Salmon migrating up the Porcupine River through the Traditional Territory of the Vuntut Gwitchin First Nation (VGFN) are culturally important to VGFN citizens. Old Crow, the only Canadian community on the Porcupine River, relies on the salmon fishery as a source of traditional food. The subsistence harvest of salmon on the Porcupine River is an important component of local people’s diets.
Three salmon species spawn in the Canadian portion of the Porcupine River: Chinook (Oncorhynchus tshawytscha), chum (Oncorhynchus keta) and coho (Oncorhynchus kisutch). Chinook and chum salmon are managed jointly through the Yukon River Panel’s Joint Technical Committee (JTC) process; there is currently no joint management process for coho salmon. The Yukon River Panel was established to manage “transboundary” salmon stocks (which move through waters subject to both U.S. and Canadian fisheries management processes) in a cooperative forum.
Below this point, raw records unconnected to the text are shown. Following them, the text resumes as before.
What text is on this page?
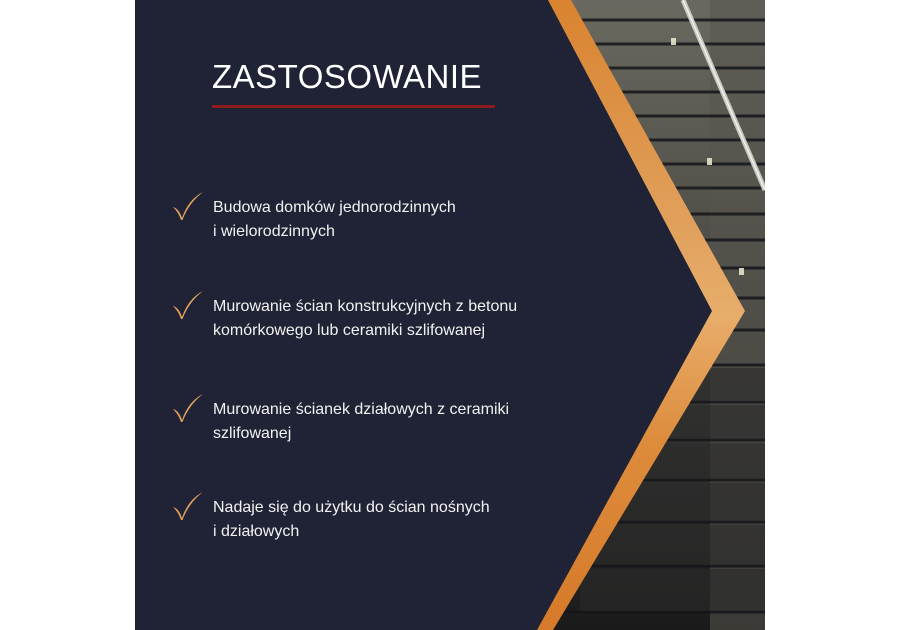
ZASTOSOWANIE
Budowa domków jednorodzinnych
i wielorodzinnych
Murowanie ścian konstrukcyjnych z betonu
komórkowego lub ceramiki szlifowanej
Murowanie ścianek działowych z ceramiki
szlifowanej
Nadaje się do użytku do ścian nośnych
i działowych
This project focused on the chum salmon run, which passes Old Crow in late summer. A former DFO enumeration weir on the Fishing Branch River (a tributary to the Porcupine River) historically recorded annual passage rates between approximately 5,057 and 186,000 fall chum, with an average annual return of approximately 44,000 (during the period of 1998 to 2011; JTC 2012). Genetic sampling of fall chum salmon at the Pilot Station sonar (in Alaska) provides broad scale information on the chum run in the entire Yukon River; since 1995 fall chum salmon counted at the Fishing Branch River weir have accounted for 4% of the total Yukon River fall chum salmon run (JTC 2012)
The Vuntut Gwitch’in Government (VGG) is committed to improving in-season enumeration and management capacity for fall chum salmon in the Porcupine River. In order to provide an accurate and timely in-season estimate of adult fall chum salmon passage at Old Crow, VGG has pursued the development of a sonar enumeration program. The goals of this program were to:
- Enumerate passing fall chum salmon;
- Conduct test netting (using drift nets) to apportion the sonar counts;
- Develop local capacity to conduct fisheries work within the community of Old Crow.